Diane Althouse, who was key figure in the Save our Signs effort
A handful of similar historic signs remain in storage, having been saved by Historic Charlotte’s Save our Signs project. The initiative aimed to save key signs in the face of a redevelopment boom.
Signs protected include the late 1940s “Jesus Saves” message from atop west Charlotte’s Cannon Cathedral; the Eastland Mall logo signs; and the Amity Gardens Mall sign (now the site of Walmart) that once towered over Independence Boulevard.
Also in storage is the sign for Queens Park Drive-in (and later Queen Park Cinema) that stood atop a two-story bobby pin on South Boulevard from 1962 to 2014. It was taken down by D.H. Griffin Construction Co. as part of the Lynx light rail development. Griffin officials said the upper part remains in storage, awaiting word from the property owner on a future use.
Conspicuously missing from the list is the giant white cup that fronted the Coffee Cup restaurant near Morehead Street, a much-beloved soul food restaurant that opened in 1946. It was considered historically significant because its clientele was a mix of races in an era when blacks and whites rarely rubbed elbows in public.
The restaurant closed in 2007, and the sign disappeared shortly before the place was torn down in 2009.
“Everybody wants to know what happened to the Coffee Cup sign,” said Diane Althouse, who was a key figure in the Save our Signs effort. “It’s a visually cool sign, yes, but there’s also a mystery around it, because it disappeared in the night. And we’d all love to know where it is.”
Like Hanchett, Althouse was surprised the Copal Grill sign ended up on Craigslist. But she also appreciates that it eventually will be in the hands of someone who will value it.
“There’s a little bit of local history behind each and every one of these signs,” Althouse said. “They have back stories of creative, small-business owners taking advantage of our new auto-oriented world. …
“They are nostalgic and make you think of simpler times when people would see a crazy sign and pull off the road there.”
Possible future use
Historians say it’s tough for such signs to find a new life.
Althouse says there was talk at one time about some of the signs being displayed along the Little Sugar Creek Greenway, as historical markers dedicated to the city’s rich business history.
Peninger at the Charlotte Museum of History says another idea is an outdoor sculpture garden, where children could wander among the preserved signs and read details about the city’s business history.
The Copal Grill sign would belong in such a garden, she says, alongside the Coffee Cup sign, if it’s ever found.
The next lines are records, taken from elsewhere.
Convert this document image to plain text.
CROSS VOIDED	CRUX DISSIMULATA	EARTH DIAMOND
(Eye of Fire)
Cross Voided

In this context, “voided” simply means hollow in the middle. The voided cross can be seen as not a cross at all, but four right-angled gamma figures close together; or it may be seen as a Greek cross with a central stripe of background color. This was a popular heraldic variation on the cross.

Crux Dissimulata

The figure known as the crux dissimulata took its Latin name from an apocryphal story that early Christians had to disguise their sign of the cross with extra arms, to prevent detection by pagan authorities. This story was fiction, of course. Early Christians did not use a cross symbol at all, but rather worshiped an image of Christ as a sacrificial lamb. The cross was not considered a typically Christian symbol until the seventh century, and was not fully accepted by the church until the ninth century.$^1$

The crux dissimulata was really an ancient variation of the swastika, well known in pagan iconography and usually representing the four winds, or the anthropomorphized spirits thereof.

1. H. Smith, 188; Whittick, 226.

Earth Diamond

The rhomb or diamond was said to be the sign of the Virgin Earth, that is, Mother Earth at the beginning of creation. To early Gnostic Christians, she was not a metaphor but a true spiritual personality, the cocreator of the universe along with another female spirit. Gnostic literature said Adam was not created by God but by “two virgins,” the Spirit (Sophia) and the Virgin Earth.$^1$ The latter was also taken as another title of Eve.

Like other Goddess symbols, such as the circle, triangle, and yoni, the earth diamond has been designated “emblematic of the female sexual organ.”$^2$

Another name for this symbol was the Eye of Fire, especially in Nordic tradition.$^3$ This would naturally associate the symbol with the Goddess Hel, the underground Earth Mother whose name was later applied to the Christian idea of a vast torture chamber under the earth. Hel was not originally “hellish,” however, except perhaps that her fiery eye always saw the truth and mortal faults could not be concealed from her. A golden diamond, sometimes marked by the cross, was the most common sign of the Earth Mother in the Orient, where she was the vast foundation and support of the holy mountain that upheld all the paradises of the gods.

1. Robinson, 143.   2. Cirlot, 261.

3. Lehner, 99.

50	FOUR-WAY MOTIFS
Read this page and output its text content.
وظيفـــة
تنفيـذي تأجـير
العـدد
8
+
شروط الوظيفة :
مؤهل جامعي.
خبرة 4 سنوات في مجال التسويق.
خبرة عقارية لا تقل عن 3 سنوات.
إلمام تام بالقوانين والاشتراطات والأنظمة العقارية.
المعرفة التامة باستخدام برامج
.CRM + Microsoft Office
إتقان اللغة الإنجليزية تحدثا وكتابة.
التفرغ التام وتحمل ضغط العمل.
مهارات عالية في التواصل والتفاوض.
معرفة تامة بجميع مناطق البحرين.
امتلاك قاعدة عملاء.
Future additions could include the sign from Price’s Chicken Coop and the Open Kitchen should they ever become available.
“When that JFG Coffee sign was coming down from along Interstate 277, there was a huge outpouring of people who did not want it to go away,” Peninger says.
“They had made connection to its appearance on the Charlotte skyline. It had become reflective of Charlotte and Mecklenburg County. We just never know what is going to become historic and what will catch the imagination of the public.”
Other saved signs
▪ The “Jesus Saves” sign from west Charlotte’s Cannon Cathedral was removed for safekeeping when that building was torn down in 2010. The sign dates to the late 1940s.
▪ The Amity Gardens Shopping Center sign was saved in 2010 when that site on Independence Boulevard was cleared to make room for a Walmart.
▪ The sign for Queens Park Drive-in (and later Queen Park Cinema) on South Boulevard (from 1962 to 2014) is being stored at D.H. Griffin Construction Co. The company is holding onto it until the property owner comes up with a use.
▪ The Reid’s Fine Foods neon sign created in 1942 was restored in 2011 and remounted at the store’s new location in the Myers Park neighborhood. A relighting of the refurbished sign was held the same weekend as the refurbished JFG Coffee sign was turned on again at its new location adjacent to the NC Music Factory.
▪ The 1929 Ratcliffe’s Flowers sign on 400 block of South Tryon Street was in jeopardy after the flower shop was moved and renovated. It was restored and eventually moved to a pole on The Green next to the building in 2012.